Sorti en pleine occupation, le film sera l'un des premiers à l'affiche à la réouverture des cinémas en octobre 1944. L'accueil est toujours enthousiaste, pour de nouvelles raisons.

    On va revoir « Pontcarral »

    La réouverture des cinémas va consacrer à l'Impérial-Pathé, le triomphe de « Pontcarral », réalisé et présente sous l'occupation. Les applaudissements qui, malgré les consignes, crépitaient lorsque le régiment de Pontcarral défilait sur l'écran, témoignaient des sentiments de tout un peuple. La censure allemande crut,-en supprimant quelques passages — rétablis depuis — retirer au film de Jean Delannoy le souffle de l'insurrection, qui traverse tout le film. Peine perdue ! Tout Paris, et toute la France l'ont reconnu avec cet instinct infaillible, d'un peuple uni par le malheur. On reverra avec joie dans ce film la silhouette de Pierre Blanchar, qui a tant fait pour la résistance du cinéma français. [4]

On pourra noter au passage que plusieurs personnalités de la Résistance ont choisi comme nom de guerre « Pontcarral », en particulier le Général Pierre Dejussieu-Pontcarral (1898-1984) Compagnon de la Libération.

La Villa Pontcarral

La propriété qui correspondait au 60 boulevard de l'Est (actuel 96 bd des Etats-Unis) comptait près d'un demi hectare et s'étandait pour un quart sur la commune de Chatou quand elle fut achetée en 1877 par Emile Goinbault qui fit bâtir la villa. Le séjour de la famille Goinbaut ne fut pas très heureux au Vésinet. Emile Goinbaut à peine installé vit mourir sa jeune femme âgée de 25 ans (1879), sa tante Louise (1885) puis deux de ses enfants nés à Paris, Marie-Louise, 16 ans (1890) et sa sœur Augustine à 18 ans (1894).
En 1881, M. Goinbaut s'était remarié avec la sœur de son avocat, Blanche Hérard.

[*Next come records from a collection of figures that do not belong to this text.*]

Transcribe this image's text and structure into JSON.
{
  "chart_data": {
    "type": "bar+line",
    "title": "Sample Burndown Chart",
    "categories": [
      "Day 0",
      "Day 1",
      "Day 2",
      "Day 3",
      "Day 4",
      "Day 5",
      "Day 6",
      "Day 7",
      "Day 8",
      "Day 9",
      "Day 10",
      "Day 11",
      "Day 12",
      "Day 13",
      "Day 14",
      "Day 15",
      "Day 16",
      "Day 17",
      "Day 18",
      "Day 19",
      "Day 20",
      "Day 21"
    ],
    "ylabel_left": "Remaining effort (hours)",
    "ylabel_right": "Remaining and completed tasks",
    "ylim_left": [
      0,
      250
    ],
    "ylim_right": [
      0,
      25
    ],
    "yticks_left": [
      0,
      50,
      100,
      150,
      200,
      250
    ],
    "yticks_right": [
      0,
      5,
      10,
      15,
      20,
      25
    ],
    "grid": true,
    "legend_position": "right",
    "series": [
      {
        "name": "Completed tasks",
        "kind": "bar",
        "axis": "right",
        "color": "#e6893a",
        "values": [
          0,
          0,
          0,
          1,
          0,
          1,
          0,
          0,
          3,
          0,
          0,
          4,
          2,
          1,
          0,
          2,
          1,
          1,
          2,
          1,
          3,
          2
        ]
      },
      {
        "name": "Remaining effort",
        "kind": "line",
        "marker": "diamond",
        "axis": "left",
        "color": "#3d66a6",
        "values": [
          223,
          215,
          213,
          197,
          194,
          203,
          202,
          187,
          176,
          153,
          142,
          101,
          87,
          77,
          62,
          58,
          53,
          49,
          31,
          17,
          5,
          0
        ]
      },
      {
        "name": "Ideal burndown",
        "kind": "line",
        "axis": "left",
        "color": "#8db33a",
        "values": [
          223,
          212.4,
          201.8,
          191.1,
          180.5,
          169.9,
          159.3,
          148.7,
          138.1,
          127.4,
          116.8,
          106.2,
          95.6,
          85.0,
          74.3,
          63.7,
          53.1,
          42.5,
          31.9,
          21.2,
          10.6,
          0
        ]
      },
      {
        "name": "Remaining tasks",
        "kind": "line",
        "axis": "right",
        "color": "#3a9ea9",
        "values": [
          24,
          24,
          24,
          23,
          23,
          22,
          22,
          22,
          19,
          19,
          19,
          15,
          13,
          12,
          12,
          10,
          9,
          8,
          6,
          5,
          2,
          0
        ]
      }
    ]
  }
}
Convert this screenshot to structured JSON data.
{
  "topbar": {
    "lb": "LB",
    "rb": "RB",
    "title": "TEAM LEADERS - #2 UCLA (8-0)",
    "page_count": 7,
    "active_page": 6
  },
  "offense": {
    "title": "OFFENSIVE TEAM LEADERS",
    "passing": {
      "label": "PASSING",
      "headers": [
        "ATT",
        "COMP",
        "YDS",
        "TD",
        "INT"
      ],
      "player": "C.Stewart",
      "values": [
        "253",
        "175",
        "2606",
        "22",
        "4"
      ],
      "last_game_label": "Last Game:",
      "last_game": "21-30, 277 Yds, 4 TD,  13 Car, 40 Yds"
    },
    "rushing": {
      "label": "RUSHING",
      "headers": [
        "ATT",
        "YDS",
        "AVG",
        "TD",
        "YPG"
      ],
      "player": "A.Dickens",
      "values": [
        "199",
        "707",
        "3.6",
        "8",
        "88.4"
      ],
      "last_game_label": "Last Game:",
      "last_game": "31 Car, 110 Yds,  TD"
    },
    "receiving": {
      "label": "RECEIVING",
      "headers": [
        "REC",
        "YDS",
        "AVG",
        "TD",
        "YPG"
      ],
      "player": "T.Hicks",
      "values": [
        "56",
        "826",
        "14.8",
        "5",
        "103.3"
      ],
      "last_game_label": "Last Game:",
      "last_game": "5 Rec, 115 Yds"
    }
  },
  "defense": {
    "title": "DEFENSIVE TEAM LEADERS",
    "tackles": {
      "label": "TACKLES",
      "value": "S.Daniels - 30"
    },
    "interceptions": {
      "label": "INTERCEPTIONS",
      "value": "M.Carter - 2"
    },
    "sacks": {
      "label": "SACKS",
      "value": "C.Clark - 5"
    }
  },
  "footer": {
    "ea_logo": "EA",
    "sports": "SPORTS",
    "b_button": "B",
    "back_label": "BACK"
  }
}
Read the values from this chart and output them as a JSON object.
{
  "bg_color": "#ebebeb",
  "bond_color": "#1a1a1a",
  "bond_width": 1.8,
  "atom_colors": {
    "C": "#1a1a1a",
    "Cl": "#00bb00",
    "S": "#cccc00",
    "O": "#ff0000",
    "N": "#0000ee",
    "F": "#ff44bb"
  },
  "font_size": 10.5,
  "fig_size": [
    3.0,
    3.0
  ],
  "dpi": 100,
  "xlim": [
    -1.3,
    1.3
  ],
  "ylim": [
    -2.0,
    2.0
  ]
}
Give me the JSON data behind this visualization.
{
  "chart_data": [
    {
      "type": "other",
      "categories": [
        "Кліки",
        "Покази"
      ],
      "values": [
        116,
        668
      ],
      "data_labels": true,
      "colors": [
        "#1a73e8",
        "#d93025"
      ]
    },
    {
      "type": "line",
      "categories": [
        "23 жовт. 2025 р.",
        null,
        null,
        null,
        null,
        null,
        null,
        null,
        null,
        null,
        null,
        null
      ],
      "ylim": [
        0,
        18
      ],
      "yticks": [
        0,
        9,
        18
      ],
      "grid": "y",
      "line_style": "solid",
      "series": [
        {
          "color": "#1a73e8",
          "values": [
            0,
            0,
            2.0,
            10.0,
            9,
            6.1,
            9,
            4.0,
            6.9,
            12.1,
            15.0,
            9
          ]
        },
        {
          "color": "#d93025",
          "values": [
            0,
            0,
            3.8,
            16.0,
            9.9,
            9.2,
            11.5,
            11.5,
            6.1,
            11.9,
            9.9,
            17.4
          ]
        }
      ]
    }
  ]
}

Négociant de métaux non ferreux, il était, en 1889, à la tête d'une société en commandite E. Goinbaut & Cie, à la suite de son père.
Après le décès d'Emile Goinbaut (1909), la villa fut habitée par sa veuve, le fils (du premier lit) Paul étant le propriétaire (cadastre). La maison fut mise en vente au retour de Paul (mobilisé de 1914 à 1919). Paul Goinbaut avait été, avant la guerre, dirigeant d'un des premiers grands clubs sportifs, le Rudge-Whitwhorth Sporting Club. Après la guerre, il reprendra des fonctions officielles à la fédération nationale de football. Il sera président de la commission centrale des arbitres de la fédération et recevra la Légion d'Honneur (1932).
En 1922, Marcel Benjamin Weyl (banquier) acquiert la propriété. M. Weyl (1878-1958) directeur de banque impliqué dans des trafics illicites d'or et de dollars, aura par la suite des démélés avec la justice mais bien après avoir revendu la propriété, en 1932, à un certain Albert Piel. La villa portait alors le nom de Le Paradou. [5]
Albert Piel (1885-1970) est industriel. Il fonde en 1935 avec son beau-frère, Henri Esclassan, une société à Boulogne-sur-Seine, La Société de Tôlerie de Boulogne, H. Esclassan apportant l'expérience commerciale et Albert Piel, technicien et inventeur, apportant des brevets et un savoir faire industriel. Albert Piel est surtout connu par ailleurs comme maire de Courville-sur-Eure et président de la fédération MRP du département d'Eure-et-Loir au début des années 1950 [6]. Il revend la propriété en 1945 à un autre industriel et négociant, Louis Trentesaux.
Albert Louis Trentesaux (1869-1951) était administrateur unique d'une société Trentesaux-Leconte ayant pour objet le commerce de charbons et plus spécialement des anthracites, leur importation et leur traitement mécanique. Marié en 1894 avec Marie Gabrielle Van Eslande (1873-1938) ils auront dix enfants dont certains profiteront de la propriété du Vésinet qui sera revendue en 1950 à une Compagnie d’assurances « L’Alliance Terrestre et Maritime » ou (CARR SA) dont le dirigeant, Raymond Léopold Schmit (1915-1983) épousera l'année suivante Susy Carrier [7].
Devenue en trois films une valeur sûre du cinéma français et remariée à Raymond Schmit, Suzy Carrier habite au Vésinet cette belle propriété de d'un demi hectare (3700 m² sur le Vésinet, le reste à Chatou) à laquelle elle donne le nom de son film fétiche. Elle n'occupera la villa que de 1952 à 1955 mais y laissera le souvenir d'une voisine discrète, souvenir désormais estompé.

 

Villa Poncarral dans son aspect actuel (2017).
Le bâtiment d'origine, néo classique, construit vers 1870 a été plusieurs fois agrandi

et s'est affranchi de ses caractéristiques architecturales au profit d'aménagements de confort.

 

Le parc, malgré un morcellement, a conservé en partie son plan d'origine.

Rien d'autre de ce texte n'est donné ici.